Проехав свой поворот и поняв это только триста метров спустя, я поворачиваю налево, проезжаю по пустынной улице Мира, затем делаю еще поворот налево и на перекрестке улицы Ленина с проспектом Гагарина сворачиваю направо, на Гагарина. Ловлю себя на мысли, что ориентируюсь только по табличкам на домах. И еще – что на улицах сплошные «жигули» и иномарки низкого класса, старые развалюхи вроде ржавых «пассатов» и убитых «сотых ауди». На фоне этого великолепия синий «логан», которого в метрополии затюкали бы как дурачка в детском саду, смотрится фешенебельно.
Осторожно паркуюсь во дворе дома. Выхожу. Делаю несколько шагов в сторону улицы через арку и вижу все также стоящий обветрившийся ларек в форме двух упаковок молока. Синие буквы, большая часть которых оборвана, давно стали серыми. Я никогда не видел, чтобы в этом ларьке что-то продавали – ни в детстве, ни когда стал старше. Но почему-то его не сносят и по сей день. На петлях ржавый замок. На другой стороне улицы – ларек, встроенный в остановку. И он тоже закрыт. Возможно, из-за запрета на продажу спиртного по ночам.
С удивлением обнаруживаю рядом с дверью изрядно уставший исцарапанный блок домофона. Решаюсь понять руку и набрать цифры «4» и «6», но потом обнаруживаю, что дверь и так приоткрыта. Вздыхаю. Вхожу в подъезд. Здесь воняет гораздо меньше, но вряд ли это связано с проработавшим от силы два дня после установки домофоном.
Поднимаюсь на второй этаж.
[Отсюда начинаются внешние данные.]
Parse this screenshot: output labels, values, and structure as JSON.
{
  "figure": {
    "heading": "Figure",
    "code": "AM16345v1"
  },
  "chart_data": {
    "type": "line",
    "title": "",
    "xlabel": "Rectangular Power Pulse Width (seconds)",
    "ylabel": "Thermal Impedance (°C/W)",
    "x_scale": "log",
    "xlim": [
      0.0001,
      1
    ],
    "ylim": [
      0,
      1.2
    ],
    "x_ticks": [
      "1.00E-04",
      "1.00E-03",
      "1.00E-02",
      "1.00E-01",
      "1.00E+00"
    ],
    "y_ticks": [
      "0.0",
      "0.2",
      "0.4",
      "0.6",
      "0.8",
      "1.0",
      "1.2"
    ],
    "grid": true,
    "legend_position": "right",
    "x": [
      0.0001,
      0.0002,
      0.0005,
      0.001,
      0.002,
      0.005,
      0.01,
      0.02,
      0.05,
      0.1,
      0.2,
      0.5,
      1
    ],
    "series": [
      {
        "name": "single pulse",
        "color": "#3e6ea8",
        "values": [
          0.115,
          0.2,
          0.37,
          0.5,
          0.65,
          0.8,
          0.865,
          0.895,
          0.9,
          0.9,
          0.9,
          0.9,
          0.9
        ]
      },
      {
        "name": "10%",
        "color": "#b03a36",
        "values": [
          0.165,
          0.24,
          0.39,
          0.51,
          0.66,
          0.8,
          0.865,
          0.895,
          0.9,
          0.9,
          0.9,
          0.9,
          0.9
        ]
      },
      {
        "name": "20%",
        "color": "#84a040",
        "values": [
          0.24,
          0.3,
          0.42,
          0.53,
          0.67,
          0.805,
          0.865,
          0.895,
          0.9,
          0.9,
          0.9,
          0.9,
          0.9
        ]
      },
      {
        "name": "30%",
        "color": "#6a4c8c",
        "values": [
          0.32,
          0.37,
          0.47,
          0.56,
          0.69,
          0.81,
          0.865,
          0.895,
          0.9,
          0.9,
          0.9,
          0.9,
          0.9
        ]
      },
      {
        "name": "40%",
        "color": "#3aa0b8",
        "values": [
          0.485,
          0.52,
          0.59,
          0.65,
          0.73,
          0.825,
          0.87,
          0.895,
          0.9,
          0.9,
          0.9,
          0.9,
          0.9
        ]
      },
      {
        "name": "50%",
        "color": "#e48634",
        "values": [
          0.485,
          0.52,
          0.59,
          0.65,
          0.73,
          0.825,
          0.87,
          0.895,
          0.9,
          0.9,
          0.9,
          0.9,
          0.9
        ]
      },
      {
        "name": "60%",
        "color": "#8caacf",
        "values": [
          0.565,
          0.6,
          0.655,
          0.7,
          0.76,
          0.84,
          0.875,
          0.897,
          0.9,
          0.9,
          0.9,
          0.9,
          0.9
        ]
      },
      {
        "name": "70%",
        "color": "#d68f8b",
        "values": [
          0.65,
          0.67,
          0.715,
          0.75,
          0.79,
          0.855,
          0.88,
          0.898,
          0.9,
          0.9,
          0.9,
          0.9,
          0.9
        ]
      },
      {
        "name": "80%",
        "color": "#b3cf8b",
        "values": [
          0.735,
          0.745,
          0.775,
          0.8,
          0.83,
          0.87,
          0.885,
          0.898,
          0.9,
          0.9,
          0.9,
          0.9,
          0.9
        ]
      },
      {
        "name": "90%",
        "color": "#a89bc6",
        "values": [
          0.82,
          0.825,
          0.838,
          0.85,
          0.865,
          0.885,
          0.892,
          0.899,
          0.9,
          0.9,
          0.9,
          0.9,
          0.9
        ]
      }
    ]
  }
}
Нажимаю на кнопку звонка, и за дверью слышится раздражающее жужжание. Кто-то медленно, осторожно подходит к двери. Слышится «Ой», и я понимаю, что это мать. Дверь открывается.
- Дима! А что ж ты нас не предупредил?
Мать выглядит устало. Ультимативно устало. Морщин стало больше, седины тоже. Волосы забраны в пучок. Она пытается говорить удивленно и взволнованно, чтобы показать, как она рада. Но усталость берет свое, и имитация выходит неудачной.
- Извини, что с пустыми руками. Круглосуточных…
Мать машет головой, плачет и бросается на меня, и я заключаю ее в своих объятьях. Да, она определенно постарела. Это ясно не столько по внешним признакам, сколько по хватке, по тому, как она держится. Слабость, которая не знакома даже самым отъявленно устающим эффективным менеджерам и даже эффективным слесарям.